Et pourtant, l'étude de ce projet par les monarques et leurs ministres remonte à Henri IV.
Il s'agissait de faciliter le transport des marchandises en coupant par les terres.
En effet, le passage du Détroit de Gibraltar, à la pointe Sud de l'Espagne, était
particulièrement périlleux. Les bateaux de marchandises pourraient ainsi éviter
les aléas d'un voyage maritime de trois milles kilomètres.
Mais raccourcir les distances et éviter les attaques des pirates n'étaient pas les seules motivations.
La rivalité entre la France et l'Espagne en était une autre.

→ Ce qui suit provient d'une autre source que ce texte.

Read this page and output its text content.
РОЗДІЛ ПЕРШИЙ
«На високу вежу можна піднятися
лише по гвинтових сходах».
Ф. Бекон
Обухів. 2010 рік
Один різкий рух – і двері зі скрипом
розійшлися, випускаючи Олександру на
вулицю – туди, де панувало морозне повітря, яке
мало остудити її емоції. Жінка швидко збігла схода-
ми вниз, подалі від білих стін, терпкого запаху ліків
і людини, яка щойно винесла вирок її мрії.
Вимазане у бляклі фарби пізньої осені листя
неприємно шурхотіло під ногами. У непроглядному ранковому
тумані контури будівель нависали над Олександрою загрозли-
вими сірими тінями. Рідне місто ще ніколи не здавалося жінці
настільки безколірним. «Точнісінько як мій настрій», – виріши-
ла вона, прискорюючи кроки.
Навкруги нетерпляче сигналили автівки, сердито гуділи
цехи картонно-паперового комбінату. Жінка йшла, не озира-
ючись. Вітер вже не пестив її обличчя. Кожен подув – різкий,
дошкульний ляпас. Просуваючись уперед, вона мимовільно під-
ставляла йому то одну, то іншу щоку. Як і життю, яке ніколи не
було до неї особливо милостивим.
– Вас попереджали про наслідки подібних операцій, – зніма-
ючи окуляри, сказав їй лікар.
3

Le Canal permettrait d'éviter de payer les taxes très élevées imposées
par l'Espagne lors du passage du Détroit. Le Royaume d’Espagne cesserait
ainsi de s’enrichir au détriment de la France, ce qui n’était
pas pour déplaire à Louis XIV et à Colbert, son célèbre
ministre.
Pierre Paul Riquet, un percepteur
Une nouvelle fois, sans Louis XIV, ce roi aux
ambitions extrêmes, et sans l’intelligence de
Colbert qui pensait que la puissance du royaume reposait essentiellement sur le
développement du commerce, cette oeuvre n’aurait pas vu le
jour. Mais c’est sans aucun doute grâce à l’audace et à l’entêtement
d’un seul homme que ce chantier gigantesque allait devenir réalité. En effet, Pierre
Paul Riquet consacra les quatorze dernières années de sa vie à ce
projet surprenant : un canal long de deux cent quarante kilomètres qui ira de Toulouse à
l'Etang de Thau. Cet homme n’était
absolument pas ingénieur des Ponts et Chaussées mais
un simple percepteur ! Ce fermier de la Gabelle et intendant des armées du roi, avait amassé,
dans le Languedoc, une véritable fortune grâce à un impôt sur le sel
dont il avait assuré une part de la collecte pour le compte du roi - la fonction
était très richement rémunérée car le percepteur était
responsable de l'impot sur ces biens personnels. Très impopulaire
auprès des français, cet impôt - la Gabelle, disparaitra à la Révolution...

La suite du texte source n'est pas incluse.